Christmas is a time to be near our loved ones, this so often means travel, be it across a state line or an ocean. The suburban commute indicates a close familiarity with the visitors. Traversing a continent or ocean may unite families that rarely meet.
I was waiting for such a body at the international airport in Sydney recently and got to see the variety of passengers landing in our faraway land, and those who were there to meet them.
The arrival gate was a bobbing sea of family and friends. The striking feature of both greetees or greetors was the expectation and anxiety that was so clear in their body language and on the faces.
There were shiny coloured balloons like overgrown Christmas tree baubles sprayed with welcome messages in various languages, floating like multiple suns above a tree line as if to get the first glimpse of a long departed or perhaps never sighted relative. Young men dressed like boys with their caps on backwards trying to keep the fluorescent lights off their napes ran to girlfriends and mum.

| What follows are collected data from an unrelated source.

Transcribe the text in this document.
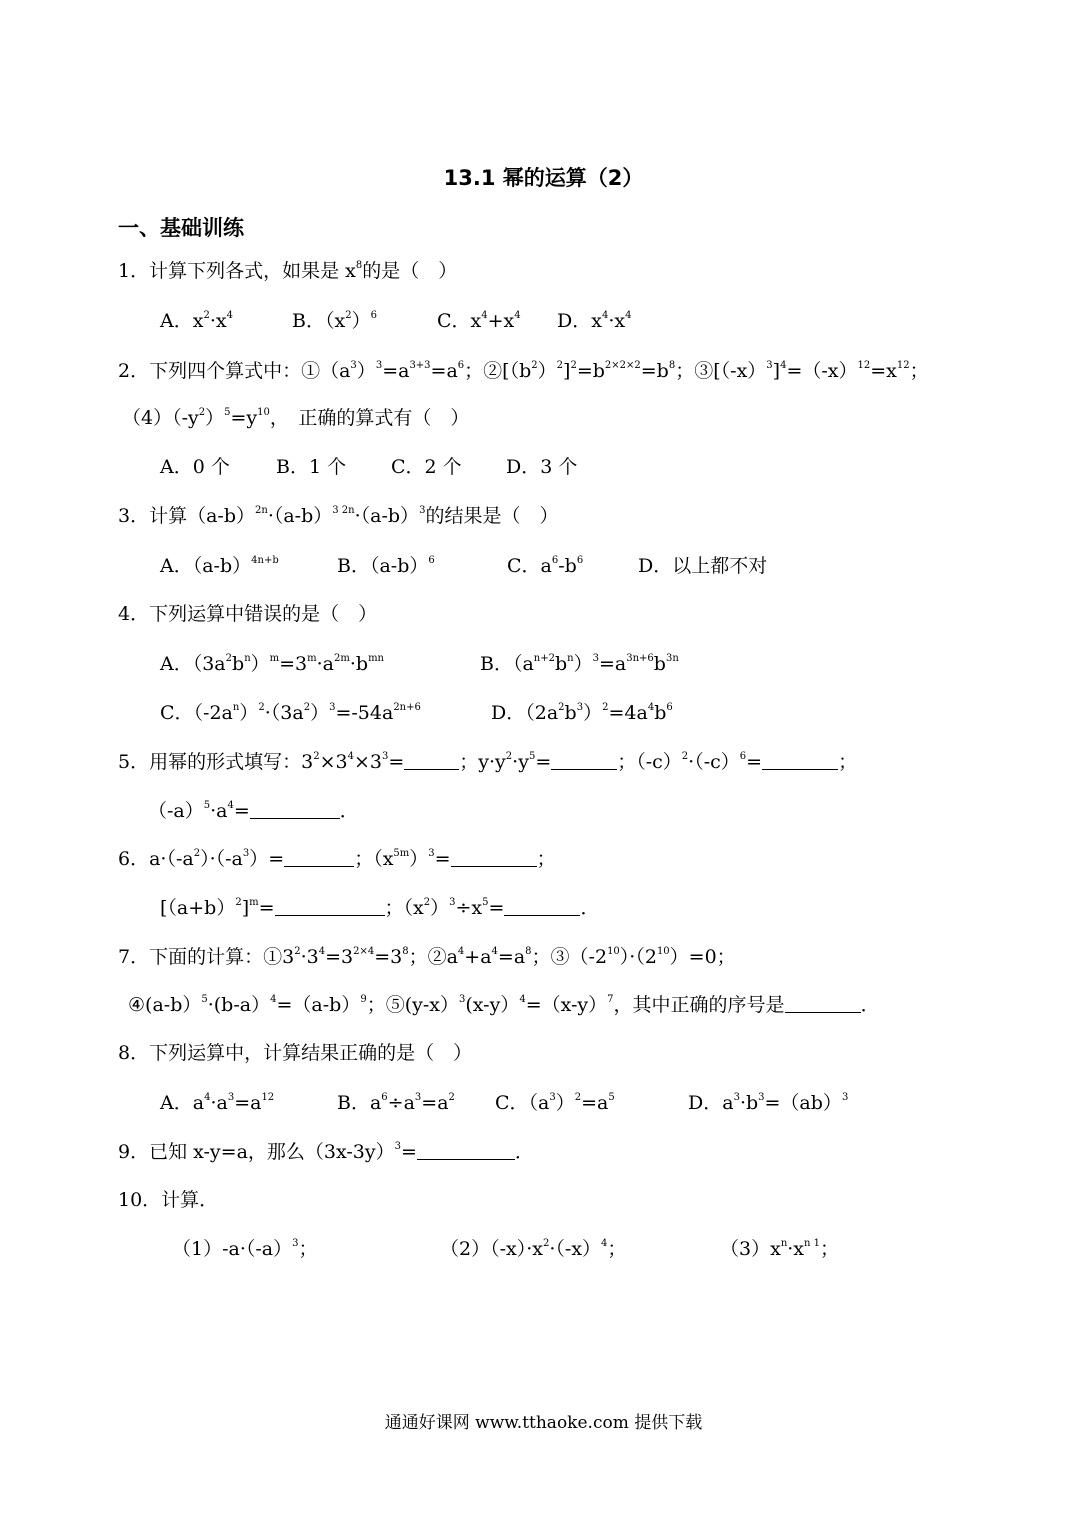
13.1 幂的运算（2）
一、基础训练
1．计算下列各式，如果是 $x^8$的是（　）
A．$x^2\cdot x^4$	B．$(x^2)^6$	C．$x^4+x^4$ D．$x^4\cdot x^4$
2．下列四个算式中：$①(a^3)^3=a^{3+3}=a^6$；$②[(b^2)^2]^2=b^{2\times 2\times 2}=b^8$；$③[(-x)^3]^4=(-x)^{12}=x^{12}$；
$(4)(-y^2)^5=y^{10}$，　正确的算式有（　）
A．0 个 B．1 个 C．2 个 D．3 个
3．计算$(a-b)^{2n}\cdot(a-b)^{3 2n}\cdot(a-b)^3$的结果是（　）
A．$(a-b)^{4n+b}$	B．$(a-b)^6$	C．$a^6-b^6$	D．以上都不对
4．下列运算中错误的是（　）
A．$(3a^2b^n)^m=3^m\cdot a^{2m}\cdot b^{mn}$	B．$(a^{n+2}b^n)^3=a^{3n+6}b^{3n}$
C．$(-2a^n)^2\cdot(3a^2)^3=-54a^{2n+6}$	D．$(2a^2b^3)^2=4a^4b^6$
5．用幂的形式填写：$3^2\times 3^4\times 3^3=$	；$y\cdot y^2\cdot y^5=$	；$(-c)^2\cdot(-c)^6=$	；
$(-a)^5\cdot a^4=$	．
6．$a\cdot(-a^2)\cdot(-a^3)=$	；$(x^{5m})^3=$	；
$[(a+b)^2]^m=$	；$(x^2)^3\div x^5=$	．
7．下面的计算：$①3^2\cdot 3^4=3^{2\times 4}=3^8$；$②a^4+a^4=a^8$；$③(-2^{10})\cdot(2^{10})=0$；
$④(a-b)^5\cdot(b-a)^4=(a-b)^9$；$⑤(y-x)^3(x-y)^4=(x-y)^7$，其中正确的序号是	．
8．下列运算中，计算结果正确的是（　）
A．$a^4\cdot a^3=a^{12}$	B．$a^6\div a^3=a^2$ C．$(a^3)^2=a^5$	D．$a^3\cdot b^3=(ab)^3$
9．已知 x-y=a，那么$(3x-3y)^3=$	．
10．计算．
$(1)-a\cdot(-a)^3$；	$(2)(-x)\cdot x^2\cdot(-x)^4$；	$(3)x^n\cdot x^{n 1}$；
通通好课网 www.tthaoke.com 提供下载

Sensitive new age young men embracing in a sensitive new age manner while their girlfriends looked on waiting for their own embrace. Stubbly, wizened grandfathers hung back in moral support while grandmothers strained and peered and clasped their handkerchiefs to their breasts. Sisters strained across legal steel barriers separated by a few precious feet which had been a diminishing few thousand miles not so long before. A fence of a few centimetres width but a gulf of emotional separation which was about to conclude.
Waiting, arms folded pensively and then unfolded only to return along the crease line. Eyebrows raised and tip toes tipped, who will walk around the corner and when? “That’s her now!!! Oh. Oh no, it’s not!, a bit shorter maybe and a few more kilos perhaps but just for a moment I thought… uugh, how long can it take to get bags off an aeroplane???”
Hopes and heart rates raised and ebbed but like the tide, the emergence of your loved one was guaranteed, the time of emergence was not.
The high anxiety in the air was amplified by sniffer Corgis pointing an accusing nostril at innocent ankles as they searched for illegal drugs, a stray banana or a monarch perhaps.
Mothers carrying babies in matching outfits (possibly Christmas presents) shared space with well-groomed suit carriers, immaculate after 20 hours in the air, comfortable up the sharp end of the vessel no doubt but nonetheless still scanning the crowd for their kin.
Families, home for the holidays, home for a festival. A festival that has an origin in the sacrifice of a prophet but now represents the pilgrimage of families across the planet, or across a suburb.
Some trudge down the ramp, doubtless tired, but with no expectation or anxiety on their faces. Maybe it is a lonely arrival, as the straining crowd are not for them – there is no hurry for the taxi driver, but maybe he will have a kind word and deliver them to their kin. Maybe this Christmas is not a time for joy as the plane has taken them away from their family and friends.
Some folks almost jog, pushing their load in front as if, having carted it across an ocean, they are in a hurry to overtake it. Women display their famous multi-skilling talents by pushing with one hand, holding children with the other and looking frantically at obtuse angles for their loved ones.
Athletes in ‘skins’ and shorts and tattoos carry boards and sticks and gear bags, maybe they are returning home for Christmas or perhaps they are tourists planning a foreign yuletide in the southern hemisphere. The only white in their Christmas will be on the burning sands of Australia’s coastline, away from their families and overcoats.
Christmas, a time for retail, a time for return, a time for redemption no matter what your beliefs or travel plans… and it arrives just before the Boxing Day Test!